Texas Accepts New Plan To Reform School Funding

'Share the wealth' system has averted court takeover of schools

THE Texas Legislature's plan to meet court-ordered school funding reforms passed a major hurdle Monday when the new plan was accepted by a state district judge as constitutional - until proved otherwise. Gov. Ann Richards (D), signed the new $1.3 billion plan into law just minutes before the court hearing, thus averting a court takeover of the schools.

But in the next few weeks, the plan could face even more court challenges from school districts unhappy with the new "share the wealth" system.

Even state lawmakers, who must now find $1.3 billion to pay for the plan, aren't pleased with the bill and the 15 percent - or greater - jump in property taxes expected to accompany the bill's Sept. 1 start date.

"No one is entirely satisfied with the bill, but at least the state maintained control of the public schools," says John Bender, press secretary to Speaker of the Texas House Gib Lewis.

Texas's school funding problems gained national attention in 1989, when a unanimous state Supreme Court ruled the public-school funding system unconstitutional due to extreme disparities in per-pupil spending.

Reliance on local property taxes has resulted in inequalities among Texas's 1,052 school districts. While districts with high property wealth are able to raise funds easily while taxing at modest levels, property-poor districts have to tax at much higher rates and still cannot raise as much money as property-rich districts.

While at one time the state provided close to 90 percent of a district's school funds, over the years state funds have fallen, leaving districts to make up the difference by raising local property taxes, says James Vasquez, superintendent of the Edgewood district in San Antonio and the original plaintiff in the school funding battle. "The state has not held up its end," he says.

The new plan groups Texas's 1,052 school districts into 188 education districts, patterned after county lines, and sets up a two-tiered funding system. For the first tier, each school district must levy a minimum tax of 72 cents per $100 of property value for the 1991-92 school year, rising to $1 by 1994. These funds are then "recaptured" from individual districts and distributed among all districts within the county. The state contributes funds to the first tier to ensure a basic allotment of $2,200 pe r student, growing to $2,800 by 1994.

For the second tier, the state contributes funds based on additional local tax effort, and these funds will remain in the local district. Districts can levy up to 45 cents above the mandated tax rate for "enrichment" - additional programs, teacher salaries, and funding for facilities.

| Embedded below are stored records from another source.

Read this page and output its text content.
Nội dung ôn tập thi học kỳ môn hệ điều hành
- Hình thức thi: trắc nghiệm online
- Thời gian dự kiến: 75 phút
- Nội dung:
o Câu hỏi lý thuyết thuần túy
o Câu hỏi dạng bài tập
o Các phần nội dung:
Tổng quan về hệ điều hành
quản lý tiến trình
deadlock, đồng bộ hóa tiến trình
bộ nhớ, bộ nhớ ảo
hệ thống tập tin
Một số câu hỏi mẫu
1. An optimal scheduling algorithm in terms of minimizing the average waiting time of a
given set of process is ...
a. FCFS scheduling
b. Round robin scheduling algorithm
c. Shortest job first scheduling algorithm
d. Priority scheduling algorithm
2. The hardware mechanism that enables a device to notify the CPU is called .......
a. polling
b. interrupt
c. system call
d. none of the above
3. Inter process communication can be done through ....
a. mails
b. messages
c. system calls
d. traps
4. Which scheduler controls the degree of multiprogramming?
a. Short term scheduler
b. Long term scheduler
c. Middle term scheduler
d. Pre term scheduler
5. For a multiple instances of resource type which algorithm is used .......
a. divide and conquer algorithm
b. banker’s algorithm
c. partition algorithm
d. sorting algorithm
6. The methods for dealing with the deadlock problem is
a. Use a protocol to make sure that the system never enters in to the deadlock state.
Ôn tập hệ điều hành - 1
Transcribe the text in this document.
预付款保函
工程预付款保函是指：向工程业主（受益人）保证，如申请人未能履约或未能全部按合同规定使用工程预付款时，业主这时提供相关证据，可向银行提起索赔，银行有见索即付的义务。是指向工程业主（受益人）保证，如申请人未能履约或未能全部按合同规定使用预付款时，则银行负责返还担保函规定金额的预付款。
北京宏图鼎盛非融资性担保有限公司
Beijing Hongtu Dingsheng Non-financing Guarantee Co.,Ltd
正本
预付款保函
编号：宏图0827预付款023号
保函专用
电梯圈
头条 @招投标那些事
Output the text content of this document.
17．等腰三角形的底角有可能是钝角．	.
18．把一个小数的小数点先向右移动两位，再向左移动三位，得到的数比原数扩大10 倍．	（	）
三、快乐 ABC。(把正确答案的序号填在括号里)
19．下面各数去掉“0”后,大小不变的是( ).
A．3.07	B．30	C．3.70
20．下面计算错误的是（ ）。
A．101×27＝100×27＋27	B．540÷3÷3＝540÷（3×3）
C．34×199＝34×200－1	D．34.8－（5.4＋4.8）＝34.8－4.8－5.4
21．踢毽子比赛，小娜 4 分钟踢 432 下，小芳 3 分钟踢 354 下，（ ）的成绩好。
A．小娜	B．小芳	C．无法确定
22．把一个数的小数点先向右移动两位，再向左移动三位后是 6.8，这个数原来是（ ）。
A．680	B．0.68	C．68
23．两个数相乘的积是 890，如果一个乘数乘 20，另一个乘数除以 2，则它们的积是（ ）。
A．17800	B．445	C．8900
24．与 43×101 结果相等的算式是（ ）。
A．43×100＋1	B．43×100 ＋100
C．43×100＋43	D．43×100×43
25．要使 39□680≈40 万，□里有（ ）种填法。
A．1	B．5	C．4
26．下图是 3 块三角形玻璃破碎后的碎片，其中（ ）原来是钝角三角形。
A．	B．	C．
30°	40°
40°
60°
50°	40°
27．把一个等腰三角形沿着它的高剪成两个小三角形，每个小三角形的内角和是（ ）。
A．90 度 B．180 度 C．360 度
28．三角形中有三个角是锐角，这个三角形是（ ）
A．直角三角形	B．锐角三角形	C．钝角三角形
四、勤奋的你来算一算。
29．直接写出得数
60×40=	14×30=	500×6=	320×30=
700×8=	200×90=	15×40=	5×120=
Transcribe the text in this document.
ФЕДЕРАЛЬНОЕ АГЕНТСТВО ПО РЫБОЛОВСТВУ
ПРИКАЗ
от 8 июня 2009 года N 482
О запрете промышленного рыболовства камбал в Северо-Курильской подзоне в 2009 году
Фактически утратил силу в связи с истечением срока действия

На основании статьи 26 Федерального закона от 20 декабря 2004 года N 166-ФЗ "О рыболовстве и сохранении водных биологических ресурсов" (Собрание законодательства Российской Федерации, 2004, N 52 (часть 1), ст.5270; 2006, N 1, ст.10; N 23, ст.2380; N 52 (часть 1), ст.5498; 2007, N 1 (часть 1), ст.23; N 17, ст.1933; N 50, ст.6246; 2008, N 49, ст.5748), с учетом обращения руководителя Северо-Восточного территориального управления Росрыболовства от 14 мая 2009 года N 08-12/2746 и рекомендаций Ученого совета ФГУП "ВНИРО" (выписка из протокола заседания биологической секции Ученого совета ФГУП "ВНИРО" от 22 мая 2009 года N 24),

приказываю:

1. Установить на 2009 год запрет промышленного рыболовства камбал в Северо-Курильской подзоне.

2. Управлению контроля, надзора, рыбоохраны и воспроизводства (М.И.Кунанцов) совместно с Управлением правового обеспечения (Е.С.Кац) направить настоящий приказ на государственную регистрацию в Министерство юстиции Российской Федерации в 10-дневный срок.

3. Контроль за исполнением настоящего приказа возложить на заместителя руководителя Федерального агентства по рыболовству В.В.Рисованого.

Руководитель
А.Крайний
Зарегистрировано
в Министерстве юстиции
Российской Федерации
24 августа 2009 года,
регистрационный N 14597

Already a group of property-poor districts, plaintiff-intervenors in the courtcase, has advised its member districts to contest the bill on two points, says Craig Foster, executive director of the group. He feels facilities funding should be included in the first tier. Many property-poor districts have incurred bond debt for facilities construction and will be forced to pay debts with money that should go for enrichment.

Also, Mr. Foster says the bill lacks a clear standard of what defines statewide equity. "The basic allotment is higher, and that's good, but I can't see that [the allotment] is based on any principle other than what money might be available," he says.

Texas ranks 43rd in the nation in education spending. Even with an increase in per-pupil spending, Texas will still be below the national average, says Charles Slater, superintendent of the Alamo Heights district in San Antonio. The irony is that Alamo Heights, the only district in San Antonio that will lose money under the new plan, is the only district currently meeting the national average of per pupil spending, at $5,000 per student.

Under the new plan, this autumn Alamo Heights's per-pupil spending will drop from $5,000 per child to $4,100. Three million of the district's $17 million budget will be redistributed to other districts in Bexar County.

In order to maintain current spending levels, Alamo Heights would have to raise its property taxes from $1.05 to $1.28 per $100 this September.

Dr. Slater and other districts scheduled to lose money are considering challenging the recapture method to see if it is constitutional. While Slater feels statewide equity is needed, the answer is not a short-sighted, "dummy down" plan.

"The bill is underfunded to begin with," Dr. Slater says. "If we're spending at the national average and have to reduce our spending, what does that say about the state's priorities?"